Über die Ursprünge unserer Art
Neue fossile Funde und genetische Erkenntnisse deuten darauf hin, dass es nicht den einen geografischen und zeitlichen Ursprung des modernen Menschen gibt.
Die meisten von uns sind von ihrer Familiengeschichte und darüber hinaus von der Herkunft unserer Art fasziniert. Regelmäßig lesen wir Schlagzeilen wie „Neuer Vorfahre des Menschen entdeckt“ oder „Neues Fossil ändert alles, was wir bisher über unsere Abstammung wussten.“ Dennoch wird die Bedeutung von Wörtern wie Abstammung oder Vorfahre nur selten im Detail erörtert. In einer neuen Studie, die am 11. Februar in Nature erscheint, diskutiert ein internationales Team von Wissenschaftler/-innen des Naturhistorischen Museums (Natural History Museum) in London, des Londoner Francis-Crick-Instituts und des Jenaer Max-Planck-Instituts für Menschheitsgeschichte unser aktuelles Verständnis darüber, wie die Abstammung des modernen Menschen rund um den Globus in die ferne Vergangenheit zurückverfolgt werden kann und welche frühen Menschenarten zu den Vorfahren des Homo sapiens gehören.
Koautor Prof. Chris Stringer vom Naturhistorischen Museum sagt: „Manche unserer Vorfahren werden in Gruppen oder Populationen gelebt haben, die anhand fossiler Überreste identifiziert werden können. Von anderen wird hingegen nur sehr wenig bekannt sein. Innerhalb des nächsten Jahrzehnts dürfte das zunehmende Wissen über unsere komplexe Herkunft dazu führen, dass sich der geographische Fokus der paläoanthropologischen Feldforschung auf Regionen ausweitet, die bisher nur als nebensächlich für die menschliche Evolution galten, darunter Zentral- und Westafrika, der indische Subkontinent und Südostasien.“
Die Studie identifiziert drei Schlüsselphasen der Abstammung des modernen Menschen, um die sich jeweils eine Vielzahl großer Fragen ranken: Die globale Ausbreitung des modernen Menschen vor ca. 40.000 bis 60.000 Jahren mit den letzten bekannten Kontakten zu archaischen Gruppen wie den Neandertalern und Denisova-Menschen, der afrikanische Ursprung der modernen menschlichen Vielfalt vor etwa 60.000 bis 300.000 Jahren und schließlich die komplexe Abspaltung der Vorfahren des modernen Menschen aus archaischen menschlichen Gruppen vor rund 300.000 bis eine Million Jahren.

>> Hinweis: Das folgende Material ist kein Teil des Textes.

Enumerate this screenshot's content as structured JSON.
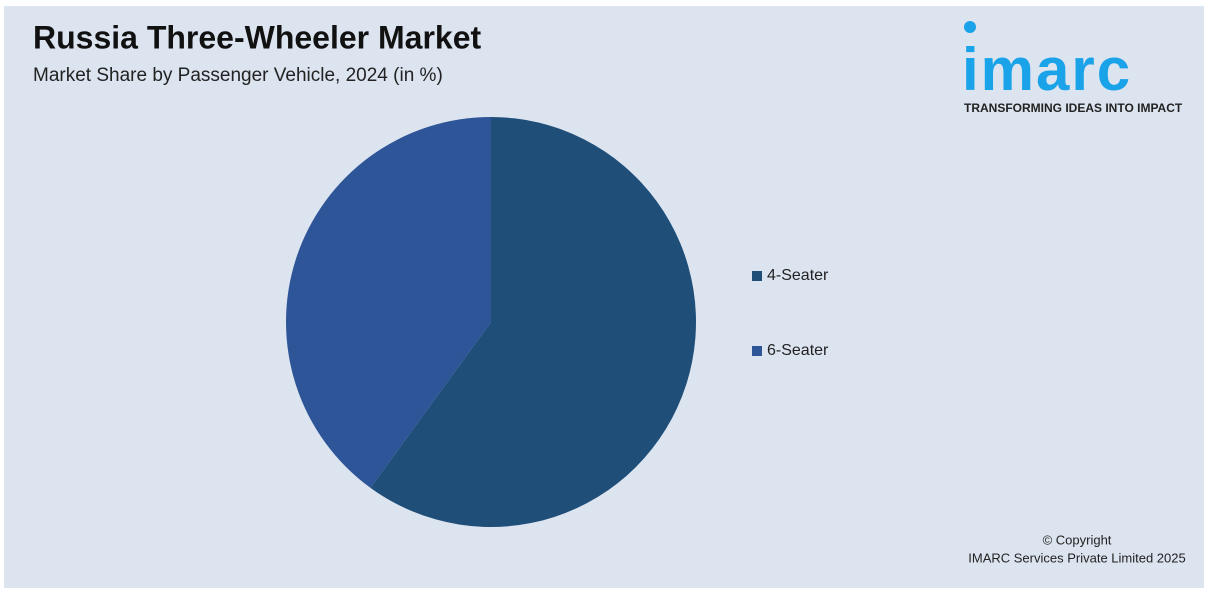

Die Wissenschaftler/-innen argumentieren, dass derzeit kein Zeitpunkt identifiziert werden kann, an dem die Vorfahren des modernen Menschen an nur einem einzigen „Geburtsort“ zu finden waren, und dass die bekannten Muster des ersten Auftretens anatomischer Merkmale und von Verhaltensmerkmalen, welche häufig zur Definition des Homo sapiens verwendet werden, zu einer ganzen Reihe von Evolutionsgeschichten passen.

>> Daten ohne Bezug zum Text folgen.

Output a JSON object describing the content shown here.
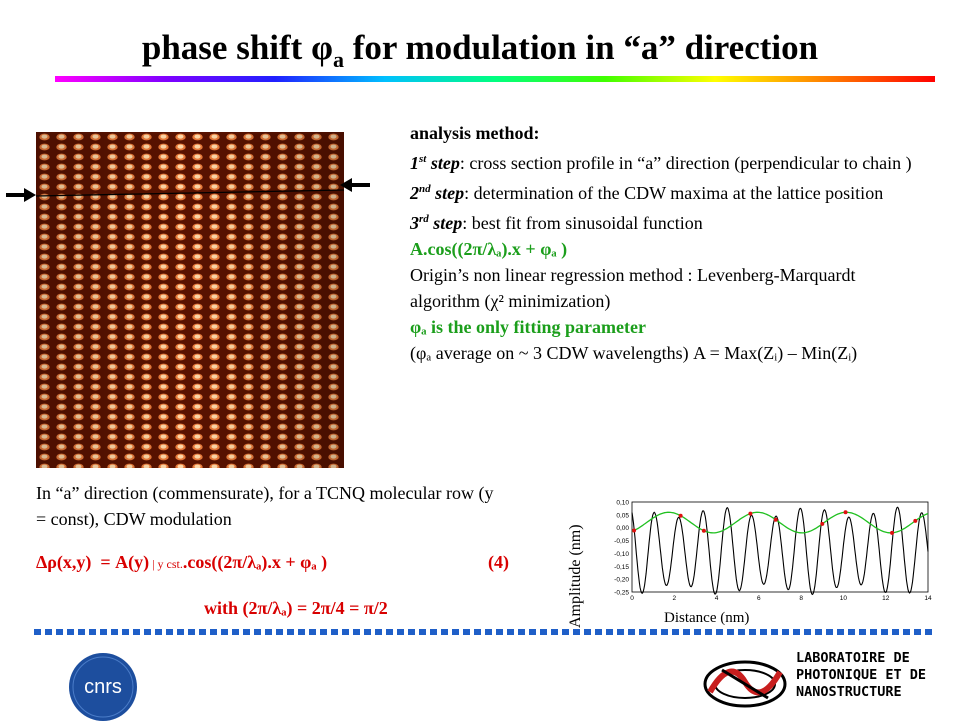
{
  "slide": {
    "title_pre": "phase shift ",
    "title_phi": "φ",
    "title_sub": "a",
    "title_post": " for modulation  in “a” direction"
  },
  "method": {
    "heading": "analysis method:",
    "step1_num": "1",
    "step1_sup": "st",
    "step1_word": " step",
    "step1_text": ": cross section profile in “a” direction (perpendicular to chain )",
    "step2_num": "2",
    "step2_sup": "nd",
    "step2_word": " step",
    "step2_text": ": determination of the CDW maxima at the lattice position",
    "step3_num": "3",
    "step3_sup": "rd",
    "step3_word": " step",
    "step3_text": ": best fit from sinusoidal function",
    "formula": "A.cos((2π/λₐ).x + φₐ )",
    "regression": "Origin’s non linear regression method : Levenberg-Marquardt algorithm (χ² minimization)",
    "fit_param": "φₐ is the only fitting parameter",
    "average_note": "(φₐ average on ~ 3 CDW wavelengths)  A = Max(Zᵢ) – Min(Zᵢ)"
  },
  "body": {
    "paragraph": "In “a” direction (commensurate), for a TCNQ molecular  row (y = const), CDW modulation",
    "eq_main": "Δρ(x,y)  = A(y)",
    "eq_small": " | y cst.",
    "eq_rest": ".cos((2π/λₐ).x + φₐ )",
    "eq_number": "(4)",
    "with_line": "with  (2π/λₐ) = 2π/4 = π/2"
  },
  "plot": {
    "ylabel": "Amplitude (nm)",
    "xlabel": "Distance (nm)",
    "y_ticks": [
      "0,10",
      "0,05",
      "0,00",
      "-0,05",
      "-0,10",
      "-0,15",
      "-0,20",
      "-0,25"
    ],
    "x_ticks": [
      "0",
      "2",
      "4",
      "6",
      "8",
      "10",
      "12",
      "14"
    ]
  },
  "footer": {
    "cnrs_logo": "cnrs",
    "lab_name": "LABORATOIRE DE\nPHOTONIQUE ET DE\nNANOSTRUCTURE"
  }
}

Co-Autor Pontus Skoglund vom Francis-Crick-Institut erklärt: „Entgegen einer weitverbreiteten Annahme, konnten weder genetische Befunde noch fossile Funde einen bestimmten Zeitpunkt und einen bestimmten Ort für den Ursprung unserer Art offenbaren. Einen solchen Zeitpunkt, zu dem alle unsere Vorfahren in einer Region lebten und die Merkmale aufwiesen, die wir mit unserer Art verbinden, hat es möglicherweise nicht gegeben. Im Moment wäre es nützlich, sich von der Vorstellung, eines einzigen Ursprungsorts und einem bestimmten Zeitpunkt, zu trennen.“
„Folgen wir diesen Annahmen, entstehen neue entscheidende Fragen bezüglich der Mechanismen, die diesen menschlichen Flickenteppich ermöglichten“, so Koautorin Eleanor Scerri von der Pan-African-Evolution-Research Group des Max-Planck-Instituts für Menschheitsgeschichte. "Das Verständnis der Beziehung zwischen zerbrochenen Lebensräumen und sich verschiebenden menschlichen Nischen wird zweifellos eine Schlüsselrolle bei der Enträtselung dieser Fragen spielen und klären helfen, welche demografischen Muster am besten mit den genetischen und paläoanthropologischen Aufzeichnungen übereinstimmen."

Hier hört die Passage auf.